Nel 1993, i prestiti totali concessi ed erogati dalla IADB all'Argentina erano superiori a 1,5 miliardi di dollari USA. Nel corso del 1994 la IADB approvò prestiti per oltre 1,1 miliardi di dollari USA per rifinanziare progetti riguardanti le risorse idriche, i servizi pubblici, l'energia, l'igiene, lo sviluppo dell'agricoltura, l'istruzione e la sanità. Nel 1995, i prestiti della IADB ammontavano a 1,3 miliardi di dollari USA, di cui 500 milioni destinati a un fondo fiduciario a sostegno delle riforme nel settore finanziario.
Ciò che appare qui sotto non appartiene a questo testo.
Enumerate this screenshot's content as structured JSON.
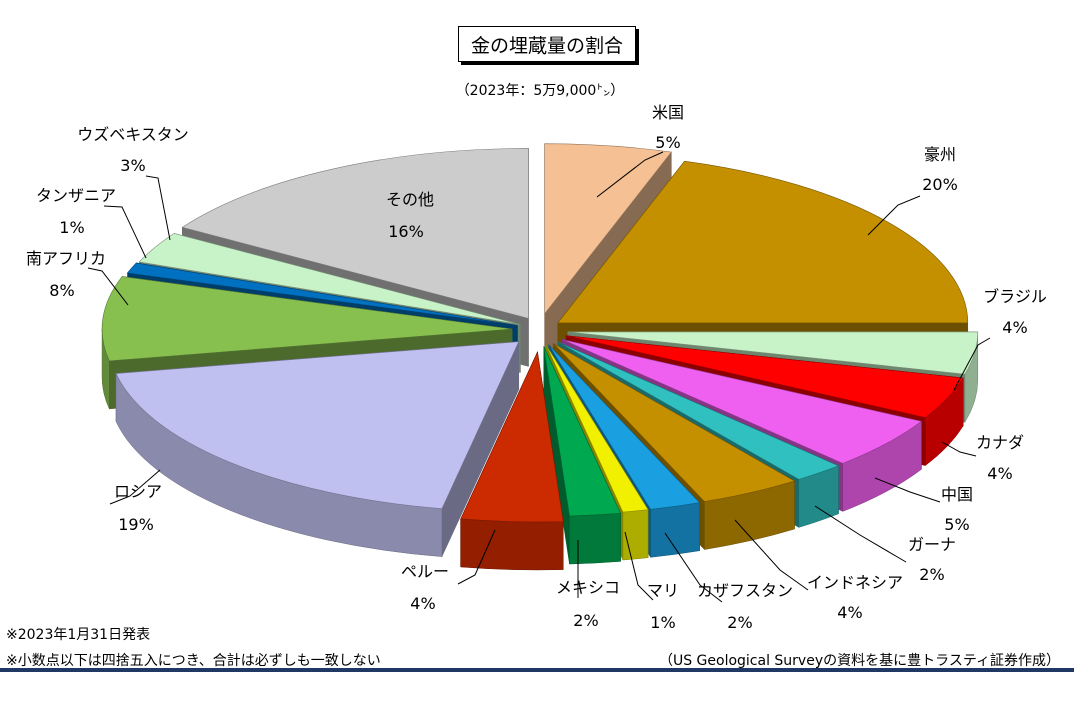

Nel 1996 e nel 1997, la IADB concesse prestiti all'Argentina rispettivamente per 470 milioni e 1,1 miliardi di dollari USA circa, destinati principalmente alla lotta alla disoccupazione e al sostegno delle riforme del sistema previdenziale nelle province e così come delle riforme finanziarie e sociali delle amministrazioni provinciali. Al 31 dicembre 1998, la IADB aveva erogato prestiti per circa 3,5 miliardi di dollari USA all'Argentina. Nel dicembre 1998, la IADB ha approvato la concessione di un prestito all'Argentina per una quota capitale totale di 2 miliardi di dollari USA, 1 miliardo del quale è stato erogato nel quarto trimestre del 1998. L'Argentina prevede che la IADB erogherà 600 milioni nel secondo trimestre e 400 milioni nel terzo trimestre del 1999. I proventi di questo prestito verranno utilizzati per fare fronte alle esigenze finanziarie del Ministero del Tesoro argentino.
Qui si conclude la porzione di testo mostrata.